On-Call Nightmares With Jay Gordon

Posted on Tuesday, Jan 7, 2020
Jay Gordon is the host of the popular On-Call Nightmares podcast. Matt and Jay discuss some of the stories Jay has heard, as well as how on-call has changed over the years.

Show Notes

“All these conversations at the bar…why is nobody recording them?” - Jay Gordon, the host of the popular On-Call Nightmares podcast, talking about where the idea for the show came from.

One of the biggest myths is that on-call is just an extra part of a SRE or sysadmin’s job. That it’s not really a big part of their duties. It’s just a thing you do; it hasn’t always been taken seriously, especially the impact of being on-call to the individual.

Remember - on-call isn’t just for ops or SRE. Andrew Clay Shafer used to describe himself as a “conscientious developer”, even prior to the ideas of DevOps. Because he thought about things this way, it caused him to be a better developer, and this heavily contributed to the foundation of the DevOps movement.

Software engineers are often resistent to being on-call because of what they think it means - based on the horror stories they hear from their coworkers and friends who work in Ops.

How has on-call changed?

Jay: “Automation has made so much of the difference”

Well-documented automation makes it easier to track down what might be contributing to issues. Having things watching what is going on through the deployment process and watching what’s going on. We have a greater ability to spin up replacement systems, too.

We are changing from a model of having one team who is on-call for everything inside the business; now it is more about selected domain experts on call for the thing they know really well. Being on-call as a developer, you know you are only being called about things you know about. Additionally, the more people that go on call, it’s much less actual impact to all the folks who are on-call. So the experience is a lot different. “We’ve reduced the individual blast radius by distributing it” - Jay.

“The beautiful thing about going on-call is you get to go off-call. If you aren’t on-call, I have news for you - you’re always on-call” - Matt. It’s very relieving to know you are not on call, so you don’t have to worry that someone will call you. “Trust me - your ops team knows how to find you, and they will” - Matt.

On-call requirements are different

Not every company or service requires 24 hour on-call support. When you are thinking about where you want to work, consider this. That said, if you do work for an organization that provides a service around the clock, on-call is likely a part of that job, and everyone should consider it part of their service ownership. But ultimately, make the decision for the role that works for you. It’s less about the title or role, than it is for the type of company or organization and what they need. As Jay points out, “in the end, we are all just people, and we have basic requirements - like eating, having water, getting enough sleep, and spending time with people we like. On-call should still let you do these things”.

A good question to ask when getting into a role that has a on-call component, is ask “how are incident responders rotated off of an incident?” Responders stop being effective after a couple of hours - understanding things like “what’s the size of the rotation?”, “what are the expectations of a responder during an incident?”, are much more important to know than “how often will I get paged?”

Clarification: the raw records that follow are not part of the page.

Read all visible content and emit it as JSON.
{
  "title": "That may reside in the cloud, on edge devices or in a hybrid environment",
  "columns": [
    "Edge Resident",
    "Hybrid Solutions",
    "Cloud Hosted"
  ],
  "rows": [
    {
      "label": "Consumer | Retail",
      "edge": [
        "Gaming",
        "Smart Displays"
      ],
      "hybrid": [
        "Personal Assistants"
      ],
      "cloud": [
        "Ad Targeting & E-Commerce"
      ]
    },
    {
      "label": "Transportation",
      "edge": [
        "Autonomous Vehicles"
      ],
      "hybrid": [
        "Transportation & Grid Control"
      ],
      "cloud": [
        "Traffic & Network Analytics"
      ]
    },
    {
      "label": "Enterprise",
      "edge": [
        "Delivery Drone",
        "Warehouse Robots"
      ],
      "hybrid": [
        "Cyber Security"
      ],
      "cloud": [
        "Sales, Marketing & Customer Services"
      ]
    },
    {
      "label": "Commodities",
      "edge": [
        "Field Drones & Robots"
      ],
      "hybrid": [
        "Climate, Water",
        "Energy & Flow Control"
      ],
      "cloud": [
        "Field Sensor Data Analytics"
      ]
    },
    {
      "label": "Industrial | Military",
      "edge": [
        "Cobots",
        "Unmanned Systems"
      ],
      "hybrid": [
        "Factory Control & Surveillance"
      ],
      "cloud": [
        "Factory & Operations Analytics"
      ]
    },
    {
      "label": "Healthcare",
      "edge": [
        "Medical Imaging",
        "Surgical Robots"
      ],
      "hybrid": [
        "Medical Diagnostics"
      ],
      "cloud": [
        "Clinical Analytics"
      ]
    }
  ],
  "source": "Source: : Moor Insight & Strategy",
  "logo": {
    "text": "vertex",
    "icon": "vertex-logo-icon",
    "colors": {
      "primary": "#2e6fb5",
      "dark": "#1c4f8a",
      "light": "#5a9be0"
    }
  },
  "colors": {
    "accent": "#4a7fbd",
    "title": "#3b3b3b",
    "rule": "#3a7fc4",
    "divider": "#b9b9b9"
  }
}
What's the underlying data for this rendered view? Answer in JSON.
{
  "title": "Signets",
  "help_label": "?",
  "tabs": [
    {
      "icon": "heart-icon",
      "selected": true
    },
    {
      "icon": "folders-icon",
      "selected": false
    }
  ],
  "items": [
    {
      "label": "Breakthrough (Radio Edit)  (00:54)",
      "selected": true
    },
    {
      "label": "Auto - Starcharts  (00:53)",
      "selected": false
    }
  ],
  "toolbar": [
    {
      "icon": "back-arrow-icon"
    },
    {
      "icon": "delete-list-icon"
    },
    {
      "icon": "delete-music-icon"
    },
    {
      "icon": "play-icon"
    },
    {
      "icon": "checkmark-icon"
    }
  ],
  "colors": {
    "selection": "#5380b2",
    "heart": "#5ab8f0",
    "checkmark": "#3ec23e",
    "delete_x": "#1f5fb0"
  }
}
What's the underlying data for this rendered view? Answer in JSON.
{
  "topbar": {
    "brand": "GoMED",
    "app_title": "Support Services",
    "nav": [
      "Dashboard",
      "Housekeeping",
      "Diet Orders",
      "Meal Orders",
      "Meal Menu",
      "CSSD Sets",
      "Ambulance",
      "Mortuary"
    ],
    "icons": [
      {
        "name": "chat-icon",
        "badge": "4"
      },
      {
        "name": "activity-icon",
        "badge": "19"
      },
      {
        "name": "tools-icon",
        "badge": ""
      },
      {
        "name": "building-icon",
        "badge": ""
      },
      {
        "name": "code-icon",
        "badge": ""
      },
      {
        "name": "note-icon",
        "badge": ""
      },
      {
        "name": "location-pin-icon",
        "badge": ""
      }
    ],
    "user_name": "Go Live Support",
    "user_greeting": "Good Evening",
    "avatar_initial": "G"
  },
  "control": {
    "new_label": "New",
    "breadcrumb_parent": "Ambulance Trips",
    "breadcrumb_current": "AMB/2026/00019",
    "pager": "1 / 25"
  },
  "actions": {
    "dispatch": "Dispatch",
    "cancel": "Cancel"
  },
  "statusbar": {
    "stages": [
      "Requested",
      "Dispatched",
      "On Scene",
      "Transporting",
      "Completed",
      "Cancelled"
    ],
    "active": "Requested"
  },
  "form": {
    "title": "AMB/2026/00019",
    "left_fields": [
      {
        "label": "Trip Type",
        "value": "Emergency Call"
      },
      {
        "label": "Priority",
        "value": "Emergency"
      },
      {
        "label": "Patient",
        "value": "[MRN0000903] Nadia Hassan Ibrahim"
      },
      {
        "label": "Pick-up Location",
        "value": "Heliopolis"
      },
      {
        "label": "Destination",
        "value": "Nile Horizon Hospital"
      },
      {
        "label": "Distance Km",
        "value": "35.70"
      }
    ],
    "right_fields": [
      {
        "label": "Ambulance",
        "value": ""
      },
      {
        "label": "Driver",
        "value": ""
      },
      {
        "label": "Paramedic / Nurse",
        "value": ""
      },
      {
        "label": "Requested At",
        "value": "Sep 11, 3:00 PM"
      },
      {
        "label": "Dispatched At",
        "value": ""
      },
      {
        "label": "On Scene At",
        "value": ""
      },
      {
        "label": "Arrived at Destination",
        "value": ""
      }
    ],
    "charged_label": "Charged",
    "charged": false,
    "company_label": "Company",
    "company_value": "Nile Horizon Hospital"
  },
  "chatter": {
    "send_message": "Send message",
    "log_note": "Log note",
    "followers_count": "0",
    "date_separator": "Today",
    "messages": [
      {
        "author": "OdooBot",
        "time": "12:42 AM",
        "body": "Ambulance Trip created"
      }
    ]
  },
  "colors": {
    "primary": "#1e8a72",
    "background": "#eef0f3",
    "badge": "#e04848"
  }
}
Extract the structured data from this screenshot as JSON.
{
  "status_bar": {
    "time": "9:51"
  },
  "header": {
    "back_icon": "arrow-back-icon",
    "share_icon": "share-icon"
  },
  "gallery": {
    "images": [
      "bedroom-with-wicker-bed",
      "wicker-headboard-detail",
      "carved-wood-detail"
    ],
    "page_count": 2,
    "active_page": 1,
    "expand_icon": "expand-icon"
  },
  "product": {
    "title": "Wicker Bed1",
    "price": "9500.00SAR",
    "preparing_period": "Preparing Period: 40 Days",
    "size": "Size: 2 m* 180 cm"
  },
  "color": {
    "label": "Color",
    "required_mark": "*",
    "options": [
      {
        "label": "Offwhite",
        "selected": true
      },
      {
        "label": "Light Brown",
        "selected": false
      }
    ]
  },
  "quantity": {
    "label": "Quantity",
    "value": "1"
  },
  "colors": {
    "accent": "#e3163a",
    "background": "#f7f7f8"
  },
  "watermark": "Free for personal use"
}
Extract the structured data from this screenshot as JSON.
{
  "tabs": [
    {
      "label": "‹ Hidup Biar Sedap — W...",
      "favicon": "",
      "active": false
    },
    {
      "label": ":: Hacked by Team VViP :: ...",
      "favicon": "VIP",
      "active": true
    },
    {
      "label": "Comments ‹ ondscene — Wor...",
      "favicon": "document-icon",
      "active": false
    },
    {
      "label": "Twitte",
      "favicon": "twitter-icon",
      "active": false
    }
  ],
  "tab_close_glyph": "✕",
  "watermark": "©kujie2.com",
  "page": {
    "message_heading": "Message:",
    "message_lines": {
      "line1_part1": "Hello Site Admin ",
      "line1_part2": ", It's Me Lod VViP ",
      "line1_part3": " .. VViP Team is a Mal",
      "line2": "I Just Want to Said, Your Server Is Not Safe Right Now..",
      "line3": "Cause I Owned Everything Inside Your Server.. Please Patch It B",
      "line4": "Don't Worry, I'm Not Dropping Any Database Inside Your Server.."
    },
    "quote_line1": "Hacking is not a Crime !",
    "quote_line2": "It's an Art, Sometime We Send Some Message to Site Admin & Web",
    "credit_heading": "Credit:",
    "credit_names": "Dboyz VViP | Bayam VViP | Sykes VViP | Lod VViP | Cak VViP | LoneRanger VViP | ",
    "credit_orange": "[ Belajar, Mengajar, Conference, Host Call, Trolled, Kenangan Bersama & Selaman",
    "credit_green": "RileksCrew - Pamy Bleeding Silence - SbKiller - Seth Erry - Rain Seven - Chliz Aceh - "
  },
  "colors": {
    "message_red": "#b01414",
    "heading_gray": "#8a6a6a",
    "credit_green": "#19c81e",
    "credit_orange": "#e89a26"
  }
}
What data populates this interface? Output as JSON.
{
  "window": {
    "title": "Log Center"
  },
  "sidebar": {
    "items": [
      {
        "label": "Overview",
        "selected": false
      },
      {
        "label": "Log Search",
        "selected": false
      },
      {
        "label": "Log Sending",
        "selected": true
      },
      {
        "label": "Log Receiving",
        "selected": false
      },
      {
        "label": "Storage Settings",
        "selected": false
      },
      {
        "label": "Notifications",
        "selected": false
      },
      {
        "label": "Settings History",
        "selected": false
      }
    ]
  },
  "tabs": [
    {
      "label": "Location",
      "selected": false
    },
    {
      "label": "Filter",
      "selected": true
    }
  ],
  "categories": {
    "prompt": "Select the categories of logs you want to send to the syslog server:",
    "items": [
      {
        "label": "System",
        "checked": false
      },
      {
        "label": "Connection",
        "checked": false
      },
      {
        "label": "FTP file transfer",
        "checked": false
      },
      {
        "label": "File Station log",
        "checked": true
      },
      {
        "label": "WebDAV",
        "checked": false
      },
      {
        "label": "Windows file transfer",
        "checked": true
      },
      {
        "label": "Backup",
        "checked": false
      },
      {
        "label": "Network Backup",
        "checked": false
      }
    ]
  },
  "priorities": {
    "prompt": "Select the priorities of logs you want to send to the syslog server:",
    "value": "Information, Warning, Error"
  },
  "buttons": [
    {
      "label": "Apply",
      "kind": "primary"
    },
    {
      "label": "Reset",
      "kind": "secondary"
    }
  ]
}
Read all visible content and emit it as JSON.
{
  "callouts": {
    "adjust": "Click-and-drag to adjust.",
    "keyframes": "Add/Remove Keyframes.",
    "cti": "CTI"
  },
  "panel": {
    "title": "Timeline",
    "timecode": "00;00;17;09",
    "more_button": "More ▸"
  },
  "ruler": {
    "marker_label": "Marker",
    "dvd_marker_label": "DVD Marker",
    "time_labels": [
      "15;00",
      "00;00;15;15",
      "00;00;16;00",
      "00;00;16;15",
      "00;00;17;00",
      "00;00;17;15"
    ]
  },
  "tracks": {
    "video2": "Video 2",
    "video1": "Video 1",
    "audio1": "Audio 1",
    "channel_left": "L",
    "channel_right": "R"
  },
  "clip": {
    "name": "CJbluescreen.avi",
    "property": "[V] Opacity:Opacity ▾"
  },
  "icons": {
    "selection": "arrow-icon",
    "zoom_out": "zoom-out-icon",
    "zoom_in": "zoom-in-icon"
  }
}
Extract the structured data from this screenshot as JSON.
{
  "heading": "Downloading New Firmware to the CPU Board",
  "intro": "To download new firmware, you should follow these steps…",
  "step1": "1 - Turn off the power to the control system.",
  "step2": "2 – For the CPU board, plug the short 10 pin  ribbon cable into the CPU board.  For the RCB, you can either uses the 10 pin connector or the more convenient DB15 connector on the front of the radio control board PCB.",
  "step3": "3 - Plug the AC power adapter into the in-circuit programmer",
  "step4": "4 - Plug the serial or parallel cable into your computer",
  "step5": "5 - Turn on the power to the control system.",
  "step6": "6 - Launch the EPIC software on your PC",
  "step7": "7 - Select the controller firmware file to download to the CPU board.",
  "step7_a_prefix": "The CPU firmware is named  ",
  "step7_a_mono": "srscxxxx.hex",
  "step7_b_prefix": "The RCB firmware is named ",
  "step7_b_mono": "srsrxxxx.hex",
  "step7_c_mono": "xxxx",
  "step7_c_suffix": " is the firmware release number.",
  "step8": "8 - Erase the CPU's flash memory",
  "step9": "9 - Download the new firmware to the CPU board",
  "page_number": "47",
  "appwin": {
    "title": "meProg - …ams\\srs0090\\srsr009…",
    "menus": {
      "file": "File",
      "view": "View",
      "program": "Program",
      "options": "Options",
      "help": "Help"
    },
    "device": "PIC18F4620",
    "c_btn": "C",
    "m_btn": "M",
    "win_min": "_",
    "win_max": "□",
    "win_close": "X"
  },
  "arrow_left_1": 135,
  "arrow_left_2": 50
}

How to avoid having an on-call nightmare

Jay: “It always comes down to tech debt. It’s amazing how much tech debt comes down to a lack of documentation. It becomes one of those scary parts that if it falls down, nobody will know what to do”


Jay Gordon

Jay Gordon

Jay Gordon is a Senior Cloud Ops Advocate with the Microsoft Azure Advocates. He and the rest of the Advocacy team are focused on helping Developers and Ops teams get the most out of their cloud experience with Microsoft Azure. Prior to Microsoft, Jay was part of teams at DigtialOcean, BuzzFeed and MongoDB. Jay lives in New York City with his wife and has a goofy pug named Rico.


Matt Stratton

Matt Stratton

Matt Stratton is a DevOps Advocate at PagerDuty, where he helps dev and ops teams advance the practice of their craft and become more operationally mature. He collaborates with PagerDuty customers and industry thought leaders in the broader DevOps community, and back in the day, his license plate actually said “DevOps”.

Matt has over 20 years experience in IT operations, ranging from large financial institutions such as JPMorganChase and internet firms, including Apartments.com. He is a sought-after speaker internationally, presenting at Agile, DevOps, and ITSM focused events, including ChefConf, DevOpsDays, Interop, PINK, and others worldwide. Matty is the founder and co-host of the popular Arrested DevOps podcast, as well as a global organizer of the DevOpsDays set of conferences.

He lives in Chicago and has three awesome kids, whom he loves just a little bit more than he loves Doctor Who. He is currently on a mission to discover the best phở in the world.